Wir haben hier Begriffe zu erörtern unternommen und nicht Geschichte zu geben, aber es ist unumgänglich, die Vorstufen kennen zu lernen, wenn man vom klassischen Typus des Flächenhaften den richtigen Eindruck bekommen will. Im Süden, wo die Fläche ihre eigentliche Heimat zu haben scheint, muß man für Grade flächiger Wirkung sich empfindlich machen, im Norden muß man die widerstrebenden Kräfte am Werk gesehen haben. Aber nun mit dem 16. Jahrhundert beginnt ein vollkommenes Flächengefühl die Darstellung im ganzen Umkreis siegreich zu beherrschen. Überall ist es da – in der Landschaft des Tizian und des Patenier, in der Historie Dürers und Raffaels, ja, die einzelne Figur im Rahmen fängt auf einmal an, mit Entschiedenheit sich in die Fläche einzustellen. Ein Sebastian des Liberale da Verona ist ganz anders flächenhaft verfestigt als ein Sebastian des Botticelli, der daneben leicht etwas Unsicheres in der Erscheinung bekommt; ein liegender Frauenakt scheint erst in der Zeichnung des Giorgione, des Tizian und Cariani zum wahren Flächenbild geworden zu sein, trotzdem die Primitiven (Botticelli, Piero di Cosimo u. a.) das Thema ja schon ganz ähnlich angefaßt hatten. Ein und dasselbe Motiv, ein rein frontaler Kruzifixus, wirkt im 15. Jahrhundert noch wie ein fadenscheiniges Gewebe, während das 16. Jahrhundert ihm den Charakter einer geschlossenen und nachdrücklich wirkenden Flächenerscheinung zu geben weiß. Ein Prachtbeispiel dafür ist das große Golgatha Grünewalds auf dem Isenheimer Altar, wo in einer bisher unerhörten Weise der Gekreuzigte mit seiner Begleitung zum Eindruck einer einheitlichen belebten Fläche zusammengenommen ist.

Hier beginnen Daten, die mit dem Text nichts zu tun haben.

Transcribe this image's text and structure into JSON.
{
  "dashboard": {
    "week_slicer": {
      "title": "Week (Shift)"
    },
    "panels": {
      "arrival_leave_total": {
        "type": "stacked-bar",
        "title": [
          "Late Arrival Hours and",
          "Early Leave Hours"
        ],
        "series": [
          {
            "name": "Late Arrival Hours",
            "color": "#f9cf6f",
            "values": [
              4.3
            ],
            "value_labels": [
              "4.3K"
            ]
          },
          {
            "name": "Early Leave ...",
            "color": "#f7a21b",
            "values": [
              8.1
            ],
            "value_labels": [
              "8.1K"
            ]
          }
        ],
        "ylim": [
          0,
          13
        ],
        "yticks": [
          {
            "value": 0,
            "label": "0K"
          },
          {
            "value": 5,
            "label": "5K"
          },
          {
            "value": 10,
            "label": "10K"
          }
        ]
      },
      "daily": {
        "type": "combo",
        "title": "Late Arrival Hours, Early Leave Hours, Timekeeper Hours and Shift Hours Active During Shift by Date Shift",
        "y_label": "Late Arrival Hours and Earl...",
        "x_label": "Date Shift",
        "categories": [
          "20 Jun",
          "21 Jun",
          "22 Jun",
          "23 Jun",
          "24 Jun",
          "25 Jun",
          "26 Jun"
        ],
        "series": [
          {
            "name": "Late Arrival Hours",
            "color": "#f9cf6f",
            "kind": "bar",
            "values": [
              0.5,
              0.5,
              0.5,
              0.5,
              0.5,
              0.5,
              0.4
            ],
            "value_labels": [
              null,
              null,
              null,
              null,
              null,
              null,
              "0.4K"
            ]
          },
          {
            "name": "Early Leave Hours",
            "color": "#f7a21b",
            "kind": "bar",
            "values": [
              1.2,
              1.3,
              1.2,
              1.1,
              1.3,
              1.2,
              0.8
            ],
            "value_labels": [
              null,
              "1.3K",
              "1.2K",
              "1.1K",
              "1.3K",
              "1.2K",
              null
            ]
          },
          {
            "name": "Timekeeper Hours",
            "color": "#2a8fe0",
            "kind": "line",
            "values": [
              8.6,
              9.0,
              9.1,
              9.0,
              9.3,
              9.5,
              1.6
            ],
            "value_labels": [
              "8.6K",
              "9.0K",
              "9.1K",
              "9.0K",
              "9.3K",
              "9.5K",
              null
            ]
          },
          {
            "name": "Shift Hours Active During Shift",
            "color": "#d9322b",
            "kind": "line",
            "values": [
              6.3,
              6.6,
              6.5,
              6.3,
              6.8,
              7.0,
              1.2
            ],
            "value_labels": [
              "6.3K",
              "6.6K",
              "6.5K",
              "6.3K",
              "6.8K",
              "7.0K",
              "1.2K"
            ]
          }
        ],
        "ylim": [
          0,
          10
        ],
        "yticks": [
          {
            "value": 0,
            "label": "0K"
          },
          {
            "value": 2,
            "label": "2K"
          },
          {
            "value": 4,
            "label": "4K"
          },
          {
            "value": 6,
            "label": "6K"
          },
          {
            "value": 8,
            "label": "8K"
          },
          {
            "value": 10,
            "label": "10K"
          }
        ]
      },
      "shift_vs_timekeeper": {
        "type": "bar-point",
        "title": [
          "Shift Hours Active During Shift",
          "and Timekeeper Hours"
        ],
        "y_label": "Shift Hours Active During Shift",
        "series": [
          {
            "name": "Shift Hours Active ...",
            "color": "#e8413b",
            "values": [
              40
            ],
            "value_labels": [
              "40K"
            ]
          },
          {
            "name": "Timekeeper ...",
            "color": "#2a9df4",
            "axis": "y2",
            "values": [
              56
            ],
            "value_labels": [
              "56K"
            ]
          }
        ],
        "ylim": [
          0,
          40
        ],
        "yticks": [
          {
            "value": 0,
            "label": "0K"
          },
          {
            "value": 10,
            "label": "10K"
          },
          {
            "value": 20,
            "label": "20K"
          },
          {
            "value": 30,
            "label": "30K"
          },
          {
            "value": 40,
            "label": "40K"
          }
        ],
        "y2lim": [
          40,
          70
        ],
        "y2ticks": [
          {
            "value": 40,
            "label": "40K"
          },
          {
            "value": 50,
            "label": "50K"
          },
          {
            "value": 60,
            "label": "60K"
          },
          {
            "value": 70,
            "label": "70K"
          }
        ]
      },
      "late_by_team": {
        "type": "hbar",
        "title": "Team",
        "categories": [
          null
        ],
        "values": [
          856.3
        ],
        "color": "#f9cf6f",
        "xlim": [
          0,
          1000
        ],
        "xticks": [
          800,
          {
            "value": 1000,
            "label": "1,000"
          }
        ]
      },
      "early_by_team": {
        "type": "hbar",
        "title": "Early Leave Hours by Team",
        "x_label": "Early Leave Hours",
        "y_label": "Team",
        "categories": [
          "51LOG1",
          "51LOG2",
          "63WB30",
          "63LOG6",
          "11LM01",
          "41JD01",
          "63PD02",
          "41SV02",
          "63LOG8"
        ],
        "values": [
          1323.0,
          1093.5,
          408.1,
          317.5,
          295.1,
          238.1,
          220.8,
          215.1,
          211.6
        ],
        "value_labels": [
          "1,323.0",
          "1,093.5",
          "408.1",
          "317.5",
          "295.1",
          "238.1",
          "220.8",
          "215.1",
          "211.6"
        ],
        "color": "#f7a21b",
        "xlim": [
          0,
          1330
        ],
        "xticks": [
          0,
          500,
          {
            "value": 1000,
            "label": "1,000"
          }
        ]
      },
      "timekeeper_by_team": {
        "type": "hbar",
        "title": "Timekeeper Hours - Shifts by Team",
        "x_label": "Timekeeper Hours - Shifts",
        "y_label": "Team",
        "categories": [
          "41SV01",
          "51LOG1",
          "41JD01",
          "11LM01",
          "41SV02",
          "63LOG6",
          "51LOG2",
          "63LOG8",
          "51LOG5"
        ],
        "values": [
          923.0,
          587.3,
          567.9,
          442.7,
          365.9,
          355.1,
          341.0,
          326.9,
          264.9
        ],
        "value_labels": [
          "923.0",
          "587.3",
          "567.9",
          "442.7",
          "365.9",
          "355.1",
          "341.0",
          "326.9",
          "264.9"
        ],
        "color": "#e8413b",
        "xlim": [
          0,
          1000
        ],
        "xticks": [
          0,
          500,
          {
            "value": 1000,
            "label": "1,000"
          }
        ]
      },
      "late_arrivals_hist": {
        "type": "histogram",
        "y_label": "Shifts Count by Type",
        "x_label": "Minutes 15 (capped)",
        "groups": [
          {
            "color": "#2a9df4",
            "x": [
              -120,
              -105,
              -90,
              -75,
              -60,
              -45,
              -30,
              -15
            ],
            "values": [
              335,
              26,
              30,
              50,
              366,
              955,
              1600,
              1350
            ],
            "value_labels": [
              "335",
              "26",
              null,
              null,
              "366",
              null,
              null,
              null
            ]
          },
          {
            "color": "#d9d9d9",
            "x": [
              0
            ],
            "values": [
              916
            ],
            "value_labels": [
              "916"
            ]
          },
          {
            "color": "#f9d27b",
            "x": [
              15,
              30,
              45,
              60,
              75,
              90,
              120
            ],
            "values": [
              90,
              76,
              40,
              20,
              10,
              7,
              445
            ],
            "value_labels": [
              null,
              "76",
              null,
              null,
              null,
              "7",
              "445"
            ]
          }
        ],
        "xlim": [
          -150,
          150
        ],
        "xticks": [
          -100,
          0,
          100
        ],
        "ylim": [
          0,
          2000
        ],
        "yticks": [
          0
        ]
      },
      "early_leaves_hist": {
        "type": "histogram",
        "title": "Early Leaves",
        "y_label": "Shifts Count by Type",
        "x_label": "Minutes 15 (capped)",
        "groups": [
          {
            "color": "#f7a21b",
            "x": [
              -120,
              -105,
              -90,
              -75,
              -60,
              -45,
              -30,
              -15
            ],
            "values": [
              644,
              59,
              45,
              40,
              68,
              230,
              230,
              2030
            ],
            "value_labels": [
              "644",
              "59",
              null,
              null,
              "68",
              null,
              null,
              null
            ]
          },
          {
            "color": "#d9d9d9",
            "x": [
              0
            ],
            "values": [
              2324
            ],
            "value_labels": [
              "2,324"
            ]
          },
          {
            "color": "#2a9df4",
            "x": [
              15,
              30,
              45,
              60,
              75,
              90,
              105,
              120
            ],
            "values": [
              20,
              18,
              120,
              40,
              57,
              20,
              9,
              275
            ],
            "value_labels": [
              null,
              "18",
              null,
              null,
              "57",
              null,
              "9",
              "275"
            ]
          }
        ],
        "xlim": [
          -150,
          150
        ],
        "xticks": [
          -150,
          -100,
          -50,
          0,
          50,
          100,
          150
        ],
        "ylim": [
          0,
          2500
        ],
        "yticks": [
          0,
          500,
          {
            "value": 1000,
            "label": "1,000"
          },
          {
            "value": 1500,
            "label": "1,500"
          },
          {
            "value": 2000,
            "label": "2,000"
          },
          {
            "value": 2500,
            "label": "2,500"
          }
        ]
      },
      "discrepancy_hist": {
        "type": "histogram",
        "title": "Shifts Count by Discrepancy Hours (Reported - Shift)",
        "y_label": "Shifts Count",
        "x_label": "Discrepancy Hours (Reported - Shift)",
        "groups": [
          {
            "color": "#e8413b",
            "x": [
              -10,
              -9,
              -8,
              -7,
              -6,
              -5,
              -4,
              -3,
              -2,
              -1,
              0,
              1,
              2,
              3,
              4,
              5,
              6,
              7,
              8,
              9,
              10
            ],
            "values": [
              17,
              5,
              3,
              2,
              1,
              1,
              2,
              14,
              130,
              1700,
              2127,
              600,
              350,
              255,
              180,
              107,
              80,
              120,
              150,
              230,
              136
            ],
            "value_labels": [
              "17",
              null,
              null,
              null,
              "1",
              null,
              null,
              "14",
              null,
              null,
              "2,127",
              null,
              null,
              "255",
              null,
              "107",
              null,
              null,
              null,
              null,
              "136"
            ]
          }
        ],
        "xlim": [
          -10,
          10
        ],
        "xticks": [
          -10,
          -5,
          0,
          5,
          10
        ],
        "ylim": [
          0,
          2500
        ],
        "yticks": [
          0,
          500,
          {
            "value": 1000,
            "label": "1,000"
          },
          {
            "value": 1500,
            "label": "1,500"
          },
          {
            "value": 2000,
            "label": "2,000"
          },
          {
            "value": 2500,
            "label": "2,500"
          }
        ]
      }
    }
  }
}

Der Prozeß der Zersetzung dieser klassischen Fläche geht ganz parallel dem Prozeß der Entwertung der Linie. Wer einmal diese Geschichte schreibt, wird bei denselben Namen haltmachen müssen, die für die Entwicklung des malerischen Stils bedeutsam sind. Correggio steht auch hier als Vorläufer des Barock zwischen den Cinquecentisten. In Venedig ist es Tintoretto, der mächtig an der Zertrümmerung des Flächenideals gearbeitet hat, und bei Greco ist fast nichts mehr davon zu spüren. Reaktionäre der Linie wie 111 Poussin sind auch Reaktionäre der Fläche. Und doch, wer könnte in Poussin trotz allem »klassischen« Wollen den Mann des 17. Jahrhunderts verkennen!

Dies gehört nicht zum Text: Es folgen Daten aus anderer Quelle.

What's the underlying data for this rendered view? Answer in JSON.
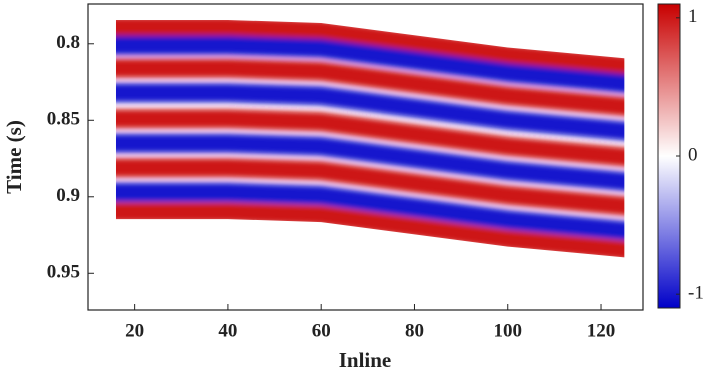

Wie in der Entwicklungsgeschichte des Malerischen gehen die plastisch-tiefenhaften Motive den bloß optischen voraus, wobei der Norden immer einen Vorsprung vor dem Süden für sich in Anspruch nehmen darf.

Es ist unverkennbar, daß die Nationen von Anfang an sich scheiden. Es gibt Eigentümlichkeiten nationaler Phantasie, die in allem Wechsel sich konstant erhalten. Italien hat den Instinkt für Fläche immer stärker besessen als der germanische Norden, dem das Aufwühlen der Tiefe im Blute steckt. So wenig zu leugnen ist, daß die italienische Flächenklassik eine Stilparallele diesseits der Alpen besitzt, so sehr macht sich andererseits der Unterschied bemerkbar: daß die reine Fläche hier bald als Beschränkung empfunden und nicht lange ertragen worden ist. Den Konsequenzen aber, die der nordische Barock aus dem Tiefenprinzip gezogen hat, hat der Süden nur von ferne folgen können.